– Хочу, Господи! Но отец как-то сказал мне и брату, чтобы мы росли порядочными людьми, и нашей маме не было бы за нас стыдно. Брат тогда промолчал, а я спросил: «Папа, а кто такой порядочный человек?» Отец ответил: «Тот, который думает не только о себе» И когда мы с Тодькой провожаем в последний путь очередную душу и стараемся ее утешить, я все чаще вспоминаю эти слова. И надеюсь, что моей маме за меня действительно не стыдно, а даже наоборот: она могла бы мною гордиться… Это главное!
– А ты, Тодик, что скажешь?
Тодик не медлил ни секунды; он шагнул вперед и выпалил:
– Я – как Морти!.. Мы заодно!
И тогда до ребят снова донесся глас Господа, однако теперь он звучал более ласково – так обычно благословляют перед дальней дорогой:
– Что ж, дети, будь по-вашему.
Двое мальчиков взялись за руки и молча поклонились.
* * *
«Что это было? И было ли вообще?»
В глаза Тодика светила Большая Медведица, такая же холодная и молчаливая, как всегда. А чуть выше изгибалось созвездие Дракона, подобно древнему змию, вознесенному некогда посреди пустыни по воле Божьей. И оба жителя заоблачных высот ничего не могли поведать Тодику; впрочем, он и не к ним обращался: ответ на вопрос, который томил его, надлежало искать в собственном сердце.
«Мы действительно принесли себя в жертву? Отказались от рая, чтобы навсегда остаться чернокрылыми братьями? Но когда это случилось? Впечатление такое, что не раньше, чем двое суток тому назад… Но вчера, помню, мы только спускались к мальчугану трех или четырех лет, который нечаянно хлебнул уксусной эссенции; когда Морти взял его на руки, он ревел, хотя больно уже не было, и не хотел лететь с нами: нам еле удалось его успокоить. А позавчера мы и вовсе не получали откровения, лишь болтали между собою да играли в догонялки над озером. И ничего больше в те дни вроде бы не происходило. Значит, все это мне приснилось… Но разве мы способны видеть сны?..»
Тодик совсем растерялся. Он понимал, что во сне легко видеть себя героем и воображать невесть что, скажем, как ты без запинки отвечаешь урок, хотя бы его и не учил. Но когда на следующее утро тебя вызывают к доске, ты мнешься, вертишь в пальцах кусочек мела, жалким взглядом обводишь одноклассников и в конце концов даже не обижаешься, когда учительница ставит тебе заслуженную двойку. И точно так же Тодик не мог сейчас поручиться, что наяву он был бы таким же смелым, как Морти, и поддержал товарища в непростую для него минуту. Это сомнение было нестерпимей всего; прежде Тодик, если взывал в мыслях к Богу, никогда не просил о себе, только о других, но теперь он с трепетом произнес, глядя в усыпанное яркими звездами черное небо:
«Господи, просвети меня!»
Могильная тишина стала ответом; такая, наверное, была в первый день творения, когда совсем юная Земля была еще безвидна и пуста, и Дух Божий носился над водою. Тодик продолжал молиться, но скоро понял, что больше не в силах оставаться в одиночестве. И потому он отправился разыскивать Морти.

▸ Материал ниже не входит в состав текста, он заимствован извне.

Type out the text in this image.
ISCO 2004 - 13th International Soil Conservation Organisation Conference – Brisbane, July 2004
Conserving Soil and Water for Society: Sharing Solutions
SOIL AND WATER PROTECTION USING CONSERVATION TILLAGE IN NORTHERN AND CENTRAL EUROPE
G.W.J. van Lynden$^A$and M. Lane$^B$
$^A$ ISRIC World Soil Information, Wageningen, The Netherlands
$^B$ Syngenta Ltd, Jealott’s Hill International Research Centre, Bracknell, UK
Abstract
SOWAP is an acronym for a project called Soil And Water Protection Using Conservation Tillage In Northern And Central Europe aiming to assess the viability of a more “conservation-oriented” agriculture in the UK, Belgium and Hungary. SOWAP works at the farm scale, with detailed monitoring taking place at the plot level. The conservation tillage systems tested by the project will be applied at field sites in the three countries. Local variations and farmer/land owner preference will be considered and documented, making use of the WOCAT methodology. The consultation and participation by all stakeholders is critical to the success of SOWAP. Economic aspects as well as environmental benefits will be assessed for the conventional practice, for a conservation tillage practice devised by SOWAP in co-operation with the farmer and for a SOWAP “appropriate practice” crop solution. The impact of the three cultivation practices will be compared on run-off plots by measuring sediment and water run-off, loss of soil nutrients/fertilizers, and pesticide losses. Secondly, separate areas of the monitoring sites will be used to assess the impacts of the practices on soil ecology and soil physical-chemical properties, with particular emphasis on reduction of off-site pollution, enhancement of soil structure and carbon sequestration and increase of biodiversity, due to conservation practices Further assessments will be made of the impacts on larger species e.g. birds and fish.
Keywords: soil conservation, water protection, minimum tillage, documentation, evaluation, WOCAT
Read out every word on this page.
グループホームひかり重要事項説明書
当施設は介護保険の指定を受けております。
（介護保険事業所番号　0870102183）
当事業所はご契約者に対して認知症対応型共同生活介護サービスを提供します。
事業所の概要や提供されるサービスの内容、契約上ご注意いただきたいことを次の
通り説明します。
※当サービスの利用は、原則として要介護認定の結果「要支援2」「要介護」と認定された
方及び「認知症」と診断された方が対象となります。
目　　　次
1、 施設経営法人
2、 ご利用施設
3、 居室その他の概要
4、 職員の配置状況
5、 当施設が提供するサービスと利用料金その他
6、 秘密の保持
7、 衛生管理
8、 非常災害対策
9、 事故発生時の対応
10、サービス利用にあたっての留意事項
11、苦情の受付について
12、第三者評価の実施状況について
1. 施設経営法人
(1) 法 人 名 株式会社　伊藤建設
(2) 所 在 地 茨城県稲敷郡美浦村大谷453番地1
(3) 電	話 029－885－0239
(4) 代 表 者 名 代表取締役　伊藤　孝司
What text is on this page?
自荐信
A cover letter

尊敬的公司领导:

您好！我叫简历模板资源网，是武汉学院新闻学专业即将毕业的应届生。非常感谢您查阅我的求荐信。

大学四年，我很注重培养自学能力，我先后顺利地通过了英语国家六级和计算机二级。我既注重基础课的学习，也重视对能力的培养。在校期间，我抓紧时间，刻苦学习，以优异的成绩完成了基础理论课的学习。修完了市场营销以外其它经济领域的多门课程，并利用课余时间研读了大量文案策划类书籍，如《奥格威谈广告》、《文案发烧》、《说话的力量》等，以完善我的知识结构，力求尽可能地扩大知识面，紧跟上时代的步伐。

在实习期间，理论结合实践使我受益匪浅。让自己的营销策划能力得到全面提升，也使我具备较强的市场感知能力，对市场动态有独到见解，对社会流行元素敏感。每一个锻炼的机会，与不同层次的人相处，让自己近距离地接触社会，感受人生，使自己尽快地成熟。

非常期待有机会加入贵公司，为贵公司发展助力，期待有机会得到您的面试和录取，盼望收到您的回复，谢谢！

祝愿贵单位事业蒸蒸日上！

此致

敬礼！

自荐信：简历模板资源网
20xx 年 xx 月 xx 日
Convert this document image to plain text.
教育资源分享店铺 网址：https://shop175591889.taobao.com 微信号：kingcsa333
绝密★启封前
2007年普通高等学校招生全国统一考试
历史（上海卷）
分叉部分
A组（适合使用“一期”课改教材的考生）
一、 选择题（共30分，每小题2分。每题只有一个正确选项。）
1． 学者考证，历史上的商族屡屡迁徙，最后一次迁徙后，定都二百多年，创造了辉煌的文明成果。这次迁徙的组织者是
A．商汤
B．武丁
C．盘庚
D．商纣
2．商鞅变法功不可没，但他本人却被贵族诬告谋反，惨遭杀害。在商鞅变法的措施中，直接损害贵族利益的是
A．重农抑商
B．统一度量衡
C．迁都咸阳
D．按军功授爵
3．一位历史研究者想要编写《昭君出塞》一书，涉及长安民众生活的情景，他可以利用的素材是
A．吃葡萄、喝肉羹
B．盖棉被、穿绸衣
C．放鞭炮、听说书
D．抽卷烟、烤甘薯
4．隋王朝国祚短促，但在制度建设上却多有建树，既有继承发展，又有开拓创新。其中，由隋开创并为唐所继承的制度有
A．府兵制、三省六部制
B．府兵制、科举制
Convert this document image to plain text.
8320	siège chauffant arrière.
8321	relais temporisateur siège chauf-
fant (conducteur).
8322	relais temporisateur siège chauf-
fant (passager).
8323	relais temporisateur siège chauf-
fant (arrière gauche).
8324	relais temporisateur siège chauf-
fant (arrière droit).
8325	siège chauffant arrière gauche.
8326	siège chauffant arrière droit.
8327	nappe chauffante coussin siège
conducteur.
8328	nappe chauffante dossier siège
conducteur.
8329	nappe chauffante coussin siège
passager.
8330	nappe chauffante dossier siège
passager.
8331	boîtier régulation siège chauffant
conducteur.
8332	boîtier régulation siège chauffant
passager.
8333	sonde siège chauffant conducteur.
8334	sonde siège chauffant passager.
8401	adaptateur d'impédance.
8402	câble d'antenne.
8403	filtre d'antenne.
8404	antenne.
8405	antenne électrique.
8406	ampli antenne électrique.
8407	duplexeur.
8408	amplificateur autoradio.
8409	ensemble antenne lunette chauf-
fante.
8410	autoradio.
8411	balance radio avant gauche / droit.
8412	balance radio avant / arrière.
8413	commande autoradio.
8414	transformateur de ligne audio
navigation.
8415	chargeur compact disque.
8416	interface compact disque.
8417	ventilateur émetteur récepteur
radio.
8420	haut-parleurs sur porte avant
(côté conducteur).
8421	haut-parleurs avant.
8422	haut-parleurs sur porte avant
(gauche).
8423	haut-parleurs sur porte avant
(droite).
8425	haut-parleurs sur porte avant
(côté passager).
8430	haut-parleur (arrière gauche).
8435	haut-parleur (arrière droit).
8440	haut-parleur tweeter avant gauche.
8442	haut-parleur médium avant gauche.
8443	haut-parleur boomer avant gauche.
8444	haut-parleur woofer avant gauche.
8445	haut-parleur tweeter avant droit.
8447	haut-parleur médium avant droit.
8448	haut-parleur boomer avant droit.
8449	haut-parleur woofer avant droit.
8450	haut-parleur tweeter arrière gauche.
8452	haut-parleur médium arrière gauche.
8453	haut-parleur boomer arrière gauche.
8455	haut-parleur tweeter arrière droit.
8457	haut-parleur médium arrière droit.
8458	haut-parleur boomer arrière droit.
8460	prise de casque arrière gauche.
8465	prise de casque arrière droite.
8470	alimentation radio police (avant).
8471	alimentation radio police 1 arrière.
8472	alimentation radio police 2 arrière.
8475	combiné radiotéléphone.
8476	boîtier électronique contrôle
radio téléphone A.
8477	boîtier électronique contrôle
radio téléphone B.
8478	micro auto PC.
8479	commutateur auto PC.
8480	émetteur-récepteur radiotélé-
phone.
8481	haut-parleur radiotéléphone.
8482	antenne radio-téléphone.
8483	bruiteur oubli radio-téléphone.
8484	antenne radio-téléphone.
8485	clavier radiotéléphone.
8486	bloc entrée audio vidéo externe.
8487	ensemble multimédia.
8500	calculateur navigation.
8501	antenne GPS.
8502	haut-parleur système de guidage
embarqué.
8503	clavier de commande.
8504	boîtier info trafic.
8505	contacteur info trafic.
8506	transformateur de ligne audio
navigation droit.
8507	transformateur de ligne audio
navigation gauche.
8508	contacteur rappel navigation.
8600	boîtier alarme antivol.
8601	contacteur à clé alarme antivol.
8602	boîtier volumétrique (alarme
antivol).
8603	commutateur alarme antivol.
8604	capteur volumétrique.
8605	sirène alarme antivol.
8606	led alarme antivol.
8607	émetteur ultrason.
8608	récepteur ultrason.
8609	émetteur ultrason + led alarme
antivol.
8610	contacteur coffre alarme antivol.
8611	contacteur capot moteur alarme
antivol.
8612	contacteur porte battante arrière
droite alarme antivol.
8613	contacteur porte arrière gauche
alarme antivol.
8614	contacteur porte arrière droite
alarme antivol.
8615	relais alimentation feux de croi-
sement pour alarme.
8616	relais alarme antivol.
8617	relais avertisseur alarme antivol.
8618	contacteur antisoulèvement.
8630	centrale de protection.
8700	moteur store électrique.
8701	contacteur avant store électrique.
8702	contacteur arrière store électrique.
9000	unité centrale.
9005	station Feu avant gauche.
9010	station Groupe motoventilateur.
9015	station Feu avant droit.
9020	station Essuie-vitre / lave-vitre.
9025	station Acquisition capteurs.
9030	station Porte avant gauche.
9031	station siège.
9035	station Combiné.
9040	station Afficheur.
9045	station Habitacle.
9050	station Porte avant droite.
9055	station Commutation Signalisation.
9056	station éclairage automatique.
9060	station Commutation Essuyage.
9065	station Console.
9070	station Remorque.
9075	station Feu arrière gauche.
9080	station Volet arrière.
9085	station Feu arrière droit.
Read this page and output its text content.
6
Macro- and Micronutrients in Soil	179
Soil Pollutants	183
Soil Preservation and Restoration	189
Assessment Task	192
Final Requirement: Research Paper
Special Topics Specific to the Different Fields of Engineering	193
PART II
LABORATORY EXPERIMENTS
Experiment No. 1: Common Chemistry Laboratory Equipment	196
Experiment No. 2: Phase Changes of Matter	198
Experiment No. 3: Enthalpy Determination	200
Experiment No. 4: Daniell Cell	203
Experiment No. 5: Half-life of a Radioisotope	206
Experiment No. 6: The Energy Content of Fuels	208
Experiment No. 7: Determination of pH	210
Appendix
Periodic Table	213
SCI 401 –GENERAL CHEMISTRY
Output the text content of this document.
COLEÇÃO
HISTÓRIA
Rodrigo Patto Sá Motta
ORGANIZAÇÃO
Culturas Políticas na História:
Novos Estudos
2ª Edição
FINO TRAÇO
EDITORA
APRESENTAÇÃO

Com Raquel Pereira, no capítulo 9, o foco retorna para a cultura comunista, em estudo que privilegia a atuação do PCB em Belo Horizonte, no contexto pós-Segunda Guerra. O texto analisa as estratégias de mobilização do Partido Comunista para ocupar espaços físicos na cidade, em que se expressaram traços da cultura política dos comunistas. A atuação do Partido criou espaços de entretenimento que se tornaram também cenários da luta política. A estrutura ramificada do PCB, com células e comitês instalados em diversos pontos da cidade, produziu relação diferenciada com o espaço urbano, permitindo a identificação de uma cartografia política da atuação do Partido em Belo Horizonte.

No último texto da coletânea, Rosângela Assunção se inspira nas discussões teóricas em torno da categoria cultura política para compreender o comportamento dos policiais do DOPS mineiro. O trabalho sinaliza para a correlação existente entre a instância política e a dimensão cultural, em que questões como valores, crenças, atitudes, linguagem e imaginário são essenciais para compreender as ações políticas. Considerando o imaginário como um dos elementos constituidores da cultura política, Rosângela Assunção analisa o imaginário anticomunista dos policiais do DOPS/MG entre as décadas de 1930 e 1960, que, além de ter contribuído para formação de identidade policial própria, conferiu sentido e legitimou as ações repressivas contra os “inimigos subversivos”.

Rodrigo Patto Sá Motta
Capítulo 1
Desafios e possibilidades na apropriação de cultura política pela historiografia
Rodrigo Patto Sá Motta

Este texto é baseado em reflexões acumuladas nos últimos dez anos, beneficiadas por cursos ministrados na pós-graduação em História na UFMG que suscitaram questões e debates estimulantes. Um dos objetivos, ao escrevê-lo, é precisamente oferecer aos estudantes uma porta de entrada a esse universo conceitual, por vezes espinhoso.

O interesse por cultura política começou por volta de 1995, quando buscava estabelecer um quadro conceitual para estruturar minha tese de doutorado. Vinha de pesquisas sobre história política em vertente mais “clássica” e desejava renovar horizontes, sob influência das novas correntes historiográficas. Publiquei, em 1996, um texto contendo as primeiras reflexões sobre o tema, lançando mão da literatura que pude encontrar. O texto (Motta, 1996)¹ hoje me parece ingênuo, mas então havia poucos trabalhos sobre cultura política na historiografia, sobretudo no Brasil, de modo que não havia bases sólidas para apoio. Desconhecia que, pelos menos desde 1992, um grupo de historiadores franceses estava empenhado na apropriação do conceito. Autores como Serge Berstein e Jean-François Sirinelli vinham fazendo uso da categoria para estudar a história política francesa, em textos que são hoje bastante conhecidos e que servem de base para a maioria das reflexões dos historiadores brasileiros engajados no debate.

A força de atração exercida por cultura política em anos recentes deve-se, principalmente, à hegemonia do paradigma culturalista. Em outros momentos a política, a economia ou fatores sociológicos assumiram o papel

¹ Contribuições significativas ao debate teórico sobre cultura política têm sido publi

Уже светало, когда двое друзей наконец-то встретились. Тодик не знал, с чего начать, не знал даже, стоит ли начинать вообще и нагружать брата своими проблемами. Однако Морти, заметив, что взгляд Тодика стал каким-то чересчур серьезным, сразу заподозрил неладное и немедленно потребовал объяснить, что же стряслось. И Тодик все ему рассказал. Морти слушал, даже не пытаясь особо скрыть свое изумление, с широко раскрытыми глазами, а потом воскликнул:
– Тодька!.. Я ведь тоже это видел!
У Тодика перехватило дыхание:
– Когда?
– Очень давно, еще в земной жизни. Я тогда не пошел на концерт «Алисы», отдал билет какому-то пацану, который потерял свой: он сидел на скамье один-одинешенек и всхлипывал. А следующей ночью и привиделось то, о чем ты говорил сейчас. Я тогда еще подумал: что за хрень, откуда у меня крылья и что вообще все это значит… Ну, и забылось, соответственно: у меня память на сны всегда была дырявая… – Эти слова Морти произнес чуть приглушенным тоном, будто бы извинялся. – А вот ты теперь напомнил!..
– Что ж получается, Морти?.. Господь уже тогда решил, что наше место не в раю, а здесь? И добивался лишь того, чтобы мы сами это поняли?
– Ты расстроен?
– Просто еще не пришел в себя… Слишком уж внезапно все вышло, я и обдумать-то как следует не успел. И не готовился…
Морти ухватил товарища двумя пальцами за подбородок – ласково и совсем не больно, как иногда любил делать, и в его глазах зажглось то, что обычные ребята иногда зовут чертовщинкой, а в языке чернокрылых братьев для этого нет удобного названия:
– Тодька – врушка, нос, как ватрушка!
Тодик даже опешил:
– Почему это я – врушка?
– Не готовился, говоришь? А скажи-ка мне: о чем мы с тобой мечтали?
Тодик вспомнил давнюю беседу, которую он и Морти когда-то вели на крыше одной из городских высоток, между землей и небом, одинаково причастные и дольному, и горнему, и ответил:
– Чтобы Бог не разлучил нас!..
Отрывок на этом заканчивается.